Lucas C. E. Cassano 2020

Abstract of PhD Dissertation
Department of Electrical and Computer Engineering, University of California, Los Angeles, December 2020
Advisor: Prof. Ali H. Sayed

Team Work and Exploration in Reinforcement Learning

Lucas C. E. Cassano, University of California, Los Angeles


Reinforcement learning (RL) is a powerful machine learning paradigm that studies the interaction between a single agent with an unknown environment. A plethora of applications fit into the RL framework, however, in many cases of interest, a team of agents will need to interact with the environment and with each other to achieve a common goal. This is the object study of collaborative multi-agent RL (MARL).

Several challenges arise when considering collaborative MARL. One of these challenges is decentralization. In many cases, due to design constraints, it is undesirable or inconvenient to constantly relay data between agents and a centralized location back and forth.
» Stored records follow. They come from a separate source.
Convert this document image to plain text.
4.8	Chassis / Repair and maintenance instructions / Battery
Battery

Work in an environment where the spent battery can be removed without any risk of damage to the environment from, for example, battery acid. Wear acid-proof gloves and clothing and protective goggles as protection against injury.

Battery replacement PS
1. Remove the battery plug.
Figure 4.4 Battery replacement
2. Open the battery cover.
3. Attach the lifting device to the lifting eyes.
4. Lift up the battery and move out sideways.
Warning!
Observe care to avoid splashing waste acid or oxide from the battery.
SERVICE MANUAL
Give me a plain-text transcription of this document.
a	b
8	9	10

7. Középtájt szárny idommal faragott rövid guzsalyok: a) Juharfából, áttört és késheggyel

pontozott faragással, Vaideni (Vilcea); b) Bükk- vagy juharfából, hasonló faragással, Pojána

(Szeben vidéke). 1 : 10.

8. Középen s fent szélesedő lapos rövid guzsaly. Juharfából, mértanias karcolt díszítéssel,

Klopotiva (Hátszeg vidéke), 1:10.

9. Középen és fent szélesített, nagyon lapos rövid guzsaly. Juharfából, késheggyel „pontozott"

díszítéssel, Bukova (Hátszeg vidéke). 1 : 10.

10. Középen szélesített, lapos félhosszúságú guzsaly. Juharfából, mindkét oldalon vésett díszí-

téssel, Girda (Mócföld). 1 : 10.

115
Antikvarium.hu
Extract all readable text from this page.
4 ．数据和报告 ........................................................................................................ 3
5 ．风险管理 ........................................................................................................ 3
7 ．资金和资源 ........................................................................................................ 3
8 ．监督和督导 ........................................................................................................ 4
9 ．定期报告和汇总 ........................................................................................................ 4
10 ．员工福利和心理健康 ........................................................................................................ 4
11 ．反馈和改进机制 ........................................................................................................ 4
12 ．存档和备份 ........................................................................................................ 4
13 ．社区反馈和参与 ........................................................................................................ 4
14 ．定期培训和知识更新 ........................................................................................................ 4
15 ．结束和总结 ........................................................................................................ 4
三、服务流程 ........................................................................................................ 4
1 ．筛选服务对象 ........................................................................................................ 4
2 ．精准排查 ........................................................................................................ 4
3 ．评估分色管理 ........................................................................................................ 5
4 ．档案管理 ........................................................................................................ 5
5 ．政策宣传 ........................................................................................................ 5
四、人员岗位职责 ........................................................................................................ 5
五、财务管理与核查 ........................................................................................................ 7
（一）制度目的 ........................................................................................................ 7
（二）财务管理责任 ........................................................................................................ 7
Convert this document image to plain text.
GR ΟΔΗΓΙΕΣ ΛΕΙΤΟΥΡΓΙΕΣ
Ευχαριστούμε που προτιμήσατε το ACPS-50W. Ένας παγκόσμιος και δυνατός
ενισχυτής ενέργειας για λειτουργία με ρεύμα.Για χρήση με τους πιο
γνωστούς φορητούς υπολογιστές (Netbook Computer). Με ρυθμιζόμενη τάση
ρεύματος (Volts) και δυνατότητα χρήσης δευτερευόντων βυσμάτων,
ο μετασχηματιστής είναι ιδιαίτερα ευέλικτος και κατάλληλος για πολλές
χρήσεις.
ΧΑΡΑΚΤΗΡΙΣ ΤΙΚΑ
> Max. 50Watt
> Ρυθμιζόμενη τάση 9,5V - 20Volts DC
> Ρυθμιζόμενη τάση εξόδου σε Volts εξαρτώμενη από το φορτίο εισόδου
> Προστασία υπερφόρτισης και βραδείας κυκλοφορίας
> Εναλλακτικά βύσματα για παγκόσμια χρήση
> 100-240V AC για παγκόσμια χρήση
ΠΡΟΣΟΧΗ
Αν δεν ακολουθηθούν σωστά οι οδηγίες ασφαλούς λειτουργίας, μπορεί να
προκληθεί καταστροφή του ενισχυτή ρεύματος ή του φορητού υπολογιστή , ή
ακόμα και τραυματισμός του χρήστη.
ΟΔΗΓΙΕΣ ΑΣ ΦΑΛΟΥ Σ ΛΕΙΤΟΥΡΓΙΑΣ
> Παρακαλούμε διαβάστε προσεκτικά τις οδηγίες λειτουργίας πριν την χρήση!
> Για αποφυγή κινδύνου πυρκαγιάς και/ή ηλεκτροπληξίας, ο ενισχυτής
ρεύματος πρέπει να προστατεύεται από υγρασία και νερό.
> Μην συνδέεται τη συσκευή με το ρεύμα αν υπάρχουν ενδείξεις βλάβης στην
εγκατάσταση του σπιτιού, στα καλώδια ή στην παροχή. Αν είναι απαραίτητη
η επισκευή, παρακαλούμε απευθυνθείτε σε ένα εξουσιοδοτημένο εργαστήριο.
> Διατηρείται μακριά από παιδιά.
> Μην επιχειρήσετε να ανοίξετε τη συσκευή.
Therefore, fully distributed solutions become preferable. The first part of this dissertation addresses the challenge of designing fully decentralized MARL algorithms. We consider two problems: policy evaluation and policy optimization. In the policy evaluation problem, the objective is to estimate the performance of a target team policy in a particular environment. This problem has been studied before for the case with streaming data, however, in most implementations the target policy is evaluated using a nite data set. For this case, existing algorithms guarantee convergence at a sub-linear rate. In this dissertation we introduce Fast Diffusion for Policy Evaluation (FDPE), an algorithm that converges at linear rate for the finite data set case. We then consider the policy optimization problem, where the objective is for all agents to learn an optimal team policy. This problem has also been studied recently, however, existing solutions are data inecient and converge to Nash equilibria (whose performance can be catastrophically bad) as opposed to team optimal policies. For this case we introduce the Diffusion for Team Policy Optimization (DTPO) algorithm. DTPO is more data efficient than previous algorithms and does not converge to Nash equilibria. For both of these cases, we provide experimental studies that show the effectiveness of the proposed methods.

Another challenge that arises in collaborative MARL, which is orthogonal to the decentralization problem, is that of scalability. The parameters that need to be estimated when full team policies are learned, grow exponentially with the number of agents. Hence, algorithms that learn joint team policies quickly become intractable. A solution to this problem is for each agent to learn an individual policy, such that the resulting joint team policy is optimal. This problem has been the object of much research lately. However, most solution methods are data inefficient and often make unrealistic assumptions that greatly limit the applicability of these approaches. To address this problem we introduce Logical Team Q-learning (LTQL), an algorithm that learns factored policies in a data efficient manner and is applicable to any cooperative MARL environment. We show that LTQL outperforms previous methods in a challenging predator-prey task.

Another challenge is that of efficient exploration. This is a problem both in the single-agent and multi-agent settings, although in MARL it becomes more severe due to the larger state-action space. The challenge of deriving policies that are efficient at exploring the state space has been addressed in many recent works. However, most of these approaches rely on heuristics, and more importantly, they consider the problem of exploring the state space separately from that of learning an optimal policy (even though they are related, since the state-space is explored to collect data to learn an optimal policy). To address this challenge, we introduce the Information Seeking Learner (ISL), an algorithm that displays state of the art performance in difficult exploration benchmarks. The fundamental value of our work on exploration is that we take a fundamentally different approach from previous works. As opposed to earlier methods we consider the problem of exploring the state space and learning an optimal policy jointly. The main insight of our approach is that in RL, obtaining point estimates of the quantities of interest is not sufficient and confidence bound estimates are also necessary.

This work was based upon work partially supported by the US National Science Foundation under grants CCF-1524250 and ECCS-1407712. Any opinions, findings, and conclusions or recommendations expressed in this material are those of the author and do not necessarily reflect the views of the National Science Foundation.